Internet est une arme pour l’Afrique de l’avis de Jimmy Wales. Dans une interview diffusée par la BBC les 3 et 10 novembre, le fondateur américain de l’encyclopédie participative en ligne Wikipédia affiche une vision optimiste et volontariste. L’objectif de Wikipédia est de donner à tout individu sur la planète un accès gratuit et instantané à la connaissance dans sa propre langue. Et même si aucun de ces objectifs n’est encore véritablement atteint sur le continent africain, Jimmy Wales a bon espoir que la situation évolue.
Une production balbutiante
Peu d’éditions en langue vernaculaire ont véritablement atteint une taille substantielle, regrette Jimmy Wales. Par exemple, l’édition en swahili (Afrique de l’Est) « est autour de 10 000 entrées à présent [14 650 le 16 novembre, ndlr], ce qui est relativement peu comparé à ce que nous considérons comme un projet à succès, soit 200 000 articles », et très loin des 3,1 millions d’entrées de la version anglophone.
Le fondateur s’interroge donc sur la façon de toucher un large public, alors que, toutes langues confondues, « les chiffres de fréquentation depuis l’Afrique sont en fait tellement bas qu’ils sont difficiles à mesurer ». La question porte, pour Jimmy Wales, sur la façon d’intéresser aux éditions en langues locales les personnes qui, en plus de leur langue locale, ont été éduquées en anglais ou en français. Un objectif important, selon lui, « pour aider les gens qui ne savent pas lire l’anglais ni le français ».

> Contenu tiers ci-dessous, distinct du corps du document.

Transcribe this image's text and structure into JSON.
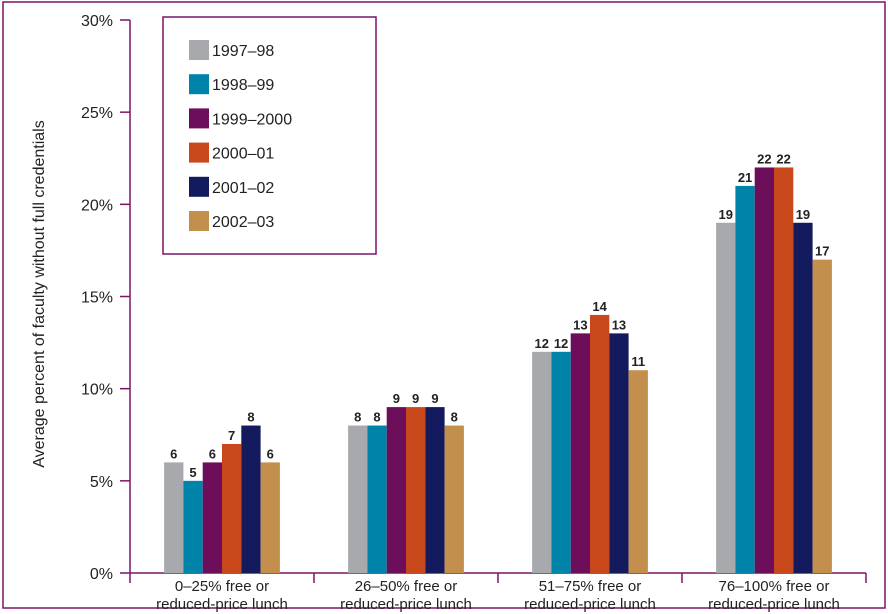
{
  "chart_data": {
    "type": "bar",
    "title": "",
    "xlabel": "",
    "ylabel": "Average percent of faculty without full credentials",
    "ylim": [
      0,
      30
    ],
    "y_ticks": [
      "0%",
      "5%",
      "10%",
      "15%",
      "20%",
      "25%",
      "30%"
    ],
    "categories": [
      [
        "0–25% free or",
        "reduced-price lunch"
      ],
      [
        "26–50% free or",
        "reduced-price lunch"
      ],
      [
        "51–75% free or",
        "reduced-price lunch"
      ],
      [
        "76–100% free or",
        "reduced-price lunch"
      ]
    ],
    "series": [
      {
        "name": "1997–98",
        "color": "#a7a9ac",
        "values": [
          6,
          8,
          12,
          19
        ]
      },
      {
        "name": "1998–99",
        "color": "#0083a9",
        "values": [
          5,
          8,
          12,
          21
        ]
      },
      {
        "name": "1999–2000",
        "color": "#6d0e5b",
        "values": [
          6,
          9,
          13,
          22
        ]
      },
      {
        "name": "2000–01",
        "color": "#c8471b",
        "values": [
          7,
          9,
          14,
          22
        ]
      },
      {
        "name": "2001–02",
        "color": "#131a5e",
        "values": [
          8,
          9,
          13,
          19
        ]
      },
      {
        "name": "2002–03",
        "color": "#c28f4c",
        "values": [
          6,
          8,
          11,
          17
        ]
      }
    ],
    "legend_position": "top-left",
    "grid": false,
    "frame_color": "#7b1468"
  }
}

Une réflexion inscrite dans le long terme
Cet intérêt porté au développement de Wikipédia en Afrique n’est pas tout à fait nouveau. Depuis plusieurs années, la réflexion a été entamée par Jimmy Wales. En 2007, par exemple, la rock-star des campus universitaires s’exprimait à la première Wikipedia Academy de Johannesburg (vidéo en anglais) :
En 2005, le néerlandais Kasper Souren a pris l’initiative de reverser un dollar l’article (70 centimes d’euros) aux rédacteurs pour l’édition bambara (Mali) de Wikipédia. Un choix critiqué, comme l’a rapporté en 2006 The New York Times, car contre la culture de gratuité de Wikipédia. D’une centaine d’article en août 2006, l’édition bambara est passée à 280 en novembre 2009.
Un réseau peu démocratisé
Mais le premier problème reste celui de l’accès à Internet. « Le nombre de personnes connectées à Internet en Afrique est assez faible, même dans les zones développées », constate Jimmy Wales. En Afrique du Sud, par exemple, « le coût pour une connexion haut-débit est plutôt exorbitant », explique-t-il, entre autres pour des raisons de monopole. Mais tout n’est pas si sombre : en Afrique de Est, « une nouvelle ligne [un câble à fibres optiques, ndlr] a été ouverte, qui a augmenté le débit Internet ».
Jimmy Wales en est certain, tout va changer dans les 5 à 10 ans à venir. A l’heure actuelle, même les médias qui s’intéressent à l’actualité mondiale, comme la BBC, ont toujours une perspective occidentale, remarque-t-il. Mais une multiplication des centres d’intérêts est à prévoir et « nous [Occidentaux, ndlr] allons être influencés par des cultures venant d’endroits dont nous ne connaissons presque rien aujourd’hui ».